Client API Changelog and Migration Policy

Compatibility commitments

  1. Additive changes can ship without migration requirements.
  2. Behavioral and breaking changes require explicit changelog entries.
  3. Deprecated endpoints must include replacement path and sunset date.

Deprecation and sunset windows

OMNI uses a conservative deprecation posture for anything customer-facing. During internal beta, we may move faster, but we still commit to:
  • Announcing behavioral and breaking changes in the changelog.
  • Providing a migration path or compatibility shim where feasible.
  • Never removing an endpoint without a documented replacement.
For public beta, the default target is:
  • 30+ days notice for breaking changes
  • 90+ days notice for endpoint removal

How deprecations are signaled (target posture)

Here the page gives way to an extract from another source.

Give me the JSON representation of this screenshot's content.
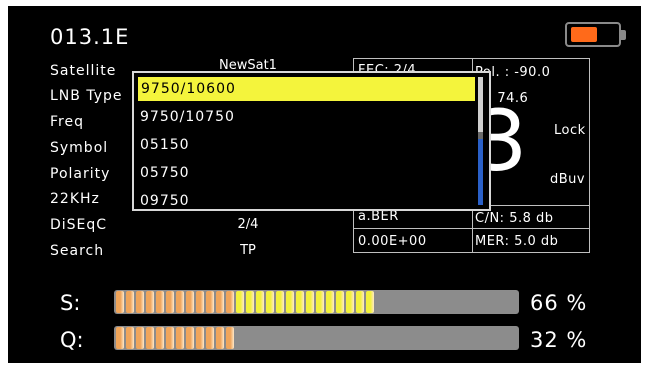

During internal beta, deprecation signals may be incomplete while endpoint coverage and compatibility shims are still being built. Public-beta-ready posture is:
  • Response headers: Deprecation: true, Sunset: <RFC 3339 date>, Link: <https://docs.omnibrief.app/...>; rel="deprecation".
  • Replacement path: every deprecated endpoint must name its replacement endpoint and include migration steps in this changelog.
  • No silent removals: endpoints are never removed without a documented replacement.

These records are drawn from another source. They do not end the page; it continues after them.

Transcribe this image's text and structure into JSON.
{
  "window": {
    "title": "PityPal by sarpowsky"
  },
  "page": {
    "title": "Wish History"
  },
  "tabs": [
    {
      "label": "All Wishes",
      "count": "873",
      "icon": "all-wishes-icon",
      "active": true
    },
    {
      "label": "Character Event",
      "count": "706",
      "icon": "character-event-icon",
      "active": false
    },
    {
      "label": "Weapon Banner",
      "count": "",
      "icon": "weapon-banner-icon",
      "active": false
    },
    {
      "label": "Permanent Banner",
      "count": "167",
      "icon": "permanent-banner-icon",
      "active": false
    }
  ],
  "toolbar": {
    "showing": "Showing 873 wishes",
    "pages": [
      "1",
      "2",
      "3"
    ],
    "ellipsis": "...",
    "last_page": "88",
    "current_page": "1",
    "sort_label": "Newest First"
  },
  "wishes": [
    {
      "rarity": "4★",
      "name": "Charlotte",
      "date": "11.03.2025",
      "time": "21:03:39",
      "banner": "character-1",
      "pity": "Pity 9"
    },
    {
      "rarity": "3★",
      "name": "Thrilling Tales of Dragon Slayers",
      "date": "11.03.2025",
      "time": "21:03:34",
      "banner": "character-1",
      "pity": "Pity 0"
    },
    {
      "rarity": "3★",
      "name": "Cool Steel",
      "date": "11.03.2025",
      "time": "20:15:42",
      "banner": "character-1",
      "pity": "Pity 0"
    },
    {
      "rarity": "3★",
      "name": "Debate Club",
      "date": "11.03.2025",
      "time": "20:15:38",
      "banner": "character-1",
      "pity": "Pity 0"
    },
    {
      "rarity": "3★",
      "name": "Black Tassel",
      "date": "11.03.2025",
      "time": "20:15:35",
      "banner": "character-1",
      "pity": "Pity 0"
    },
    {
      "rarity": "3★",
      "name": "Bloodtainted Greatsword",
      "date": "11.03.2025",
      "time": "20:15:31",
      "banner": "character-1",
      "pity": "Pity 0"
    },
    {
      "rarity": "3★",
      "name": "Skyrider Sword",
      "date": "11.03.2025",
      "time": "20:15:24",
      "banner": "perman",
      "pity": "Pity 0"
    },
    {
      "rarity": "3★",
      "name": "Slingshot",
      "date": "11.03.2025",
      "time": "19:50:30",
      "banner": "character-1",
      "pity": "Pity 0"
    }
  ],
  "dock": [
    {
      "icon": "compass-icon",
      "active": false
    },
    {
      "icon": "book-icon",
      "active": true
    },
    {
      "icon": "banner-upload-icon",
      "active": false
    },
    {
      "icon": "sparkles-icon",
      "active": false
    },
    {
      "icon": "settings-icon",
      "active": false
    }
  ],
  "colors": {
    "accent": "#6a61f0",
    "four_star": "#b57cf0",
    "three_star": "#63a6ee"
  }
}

What counts as a breaking change

  • Removing a response field that was documented.
  • Changing a field type (string → object, number → string).
  • Changing authentication requirements.
  • Changing error type/code taxonomy.
  • Changing idempotency requirements for an existing method.

Changelog template

Each release entry includes:
  • Release date (UTC)
  • Affected endpoints/methods
  • Change category (additive, behavioral, breaking)
  • Migration steps
  • Sunset date (if deprecating)

How to use this changelog

  • If you pin Omni-Version, you can adopt changes on your own schedule.
  • If you do not pin, you should subscribe to changelog updates and treat them as part of your upgrade process.

Current release log

2026-02-18

Fixed

  • Scope enforcement parity across hosted MCP (/mcp) and legacy MCP compatibility routes (/v1/mcp/*).
  • tools/list and GET /v1/mcp/tools require mcp.tools.read (for scoped keys).
  • tools/call and POST /v1/mcp/invoke require mcp.invoke (for scoped keys), in addition to any tool-specific scope (example: fred.read).
  • GET /v1/openapi.json no longer requires mcp.invoke (auth-only schema discovery).
  • Hosted MCP JSON-RPC errors now include error.data.request_id for correlation (and idempotency replays do not return stale request IDs).
  • REST Client API now returns the standard {"error": {...}} envelope for route/method mismatches (404/405) and request validation failures.

2026-02-17

Added

  • GET /v1/openapi.json canonical OpenAPI contract endpoint.
  • Hosted MCP protocol endpoint at /mcp (GET, POST, DELETE).
  • SSE compatibility endpoint at /sse.
  • Docs additions: reference, errors, hosted MCP, webhooks, changelog.

Behavioral updates

  • POST /v1/mcp/invoke and hosted MCP tools/call both require idempotency keys.
  • Tool invocation semantics shared across legacy and hosted MCP routes.

Deprecations

  • /v1/mcp/tools and /v1/mcp/invoke are compatibility routes and are planned to migrate to /mcp as canonical hosted transport.

Migration guidance

If you are integrating via MCP clients:
  1. Move transport endpoint to /mcp.
  2. Use JSON-RPC tools/list and tools/call.
  3. Provide Idempotency-Key for tools/call.
  4. Use /sse only for compatibility during migration windows.
If you pin versions:
  1. Pick a stable Omni-Version for production.
  2. Review the changelog weekly.
  3. Adopt changes by moving your pinned date forward intentionally.